Странным образом я ожидал от нее (именно от нее этого); не могу сказать, каким способом, но это было связано с ее предшествующими словами, с ее… поведением, «атмосферой»… хотя я и понимал, что и в тех словах ее – еще не вся правда.
– Но они-то – эти, которых бьют, – они-то потом и оказываются наиболее хитрыми: применительно к женщине. И тут-то она и попадается. Кто не жалок внешне, кто скрывает, что он жалок, тот, может, более беззащитен.
– Может, ты и прав, – сказала она задумчиво, внимательно выслушав.
– Женщине надо, чтоб было явно; она все же не знает того, что скромно.
– Ну, тут уж начинается твое… обычное, – сказала она спокойно, чуть трогая губами кофе. – Ты со своими теориями никак не поймешь, что и женщины – разные. А у тебя одни обобщения.
– Это само собой. Но и женщина ничего не понимает в мужчине. Об этом нынче менее принято; но и это – так, – сказал я задумчиво – прихлебывая из стакана без соломинки.
Как бы там ни было, а разговор вдруг ныне клеился, – входил в теплую, в теплую колею; мы перебазировались в иной зал – уселись уютней; угол, тень; мы говорили о том и об этом – на время перестали обсуждать проклятый женско-мужской вопрос, – перешли на темы более ясные и тихие; и этот разговор вдруг оказался более чутким и радостным, чем обычные темы наши, – ее бурная жизнь, мужчина и женщина, характеры общих знакомых; я рассказывал ей о преимуществах тонкой шпаги над толстым мечом, о родной газете, об Италии, где я был десять дней туристом, о ломовой лошади; и поскольку за всем этим стояли и понимание, и радость, и свет, то ей было мило и интересно, и она так и обдавала, омывала мое лицо своими громадными глазами, яркими, одновременно кристальными и влажными глазами; мы сидели; снова вставали те, «старые», темы; и все же было и тихо и весело; я говорил:
– Что ж, ты любишь музыку? Мы как пара не в духе подобных тем; но все же.

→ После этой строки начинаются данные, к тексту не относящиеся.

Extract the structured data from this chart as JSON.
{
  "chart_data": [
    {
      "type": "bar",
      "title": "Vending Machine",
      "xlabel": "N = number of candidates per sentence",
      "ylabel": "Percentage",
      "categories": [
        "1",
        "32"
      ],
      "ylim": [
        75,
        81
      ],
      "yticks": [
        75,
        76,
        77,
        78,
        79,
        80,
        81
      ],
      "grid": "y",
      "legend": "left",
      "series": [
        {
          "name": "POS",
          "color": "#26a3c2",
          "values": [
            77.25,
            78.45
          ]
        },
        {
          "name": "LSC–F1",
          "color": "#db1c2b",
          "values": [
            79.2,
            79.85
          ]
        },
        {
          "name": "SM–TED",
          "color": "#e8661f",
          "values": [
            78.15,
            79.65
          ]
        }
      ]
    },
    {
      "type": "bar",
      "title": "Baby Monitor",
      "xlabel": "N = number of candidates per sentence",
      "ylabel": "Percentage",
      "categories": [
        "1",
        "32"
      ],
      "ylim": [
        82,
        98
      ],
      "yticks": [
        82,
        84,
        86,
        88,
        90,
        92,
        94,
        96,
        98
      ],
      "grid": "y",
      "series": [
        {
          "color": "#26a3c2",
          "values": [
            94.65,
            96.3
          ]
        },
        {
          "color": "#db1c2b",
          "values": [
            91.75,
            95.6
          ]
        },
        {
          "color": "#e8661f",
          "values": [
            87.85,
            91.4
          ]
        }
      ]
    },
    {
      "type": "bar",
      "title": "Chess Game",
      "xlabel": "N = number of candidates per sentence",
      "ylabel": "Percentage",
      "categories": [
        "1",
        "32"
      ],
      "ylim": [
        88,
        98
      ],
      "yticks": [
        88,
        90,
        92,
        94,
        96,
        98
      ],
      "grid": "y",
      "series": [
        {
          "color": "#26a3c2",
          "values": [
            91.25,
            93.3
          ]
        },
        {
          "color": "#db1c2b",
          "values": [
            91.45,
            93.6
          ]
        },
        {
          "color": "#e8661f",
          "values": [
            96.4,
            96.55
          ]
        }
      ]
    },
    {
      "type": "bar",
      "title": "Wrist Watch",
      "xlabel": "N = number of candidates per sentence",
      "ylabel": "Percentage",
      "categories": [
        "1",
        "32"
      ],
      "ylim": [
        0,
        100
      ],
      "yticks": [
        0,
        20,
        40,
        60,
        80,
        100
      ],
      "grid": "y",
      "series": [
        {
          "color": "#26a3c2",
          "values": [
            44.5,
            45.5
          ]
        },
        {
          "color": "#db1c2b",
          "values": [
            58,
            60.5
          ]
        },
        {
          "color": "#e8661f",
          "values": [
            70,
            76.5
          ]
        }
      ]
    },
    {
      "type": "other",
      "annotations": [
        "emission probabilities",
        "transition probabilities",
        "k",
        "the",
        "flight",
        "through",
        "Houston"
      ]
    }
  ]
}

– Мне правда стыдно признаться, но в душе я и верно, как принято говорить, люблю классическую музыку; она напоминает мне о моем самом раннем детстве… о чопорности… – отвечала она. – Стыдно же признаться, поскольку я полагаю, что она действительно ни к чему; что она действительно отжила свое. Сейчас секс как таковой – ну, ты понимаешь, я тоже не люблю слова «секс», но другого нет…
– Чувственность.
– Ну… это как-то… ну ладно… Так вот: секс как таковой освободил людей от искусства старого типа. Открытость этого секса. Его разнообразие, свобода полная; и так далее. Ты, наверно, не знаешь, а я знаю нынешних молодых. Самых молодых.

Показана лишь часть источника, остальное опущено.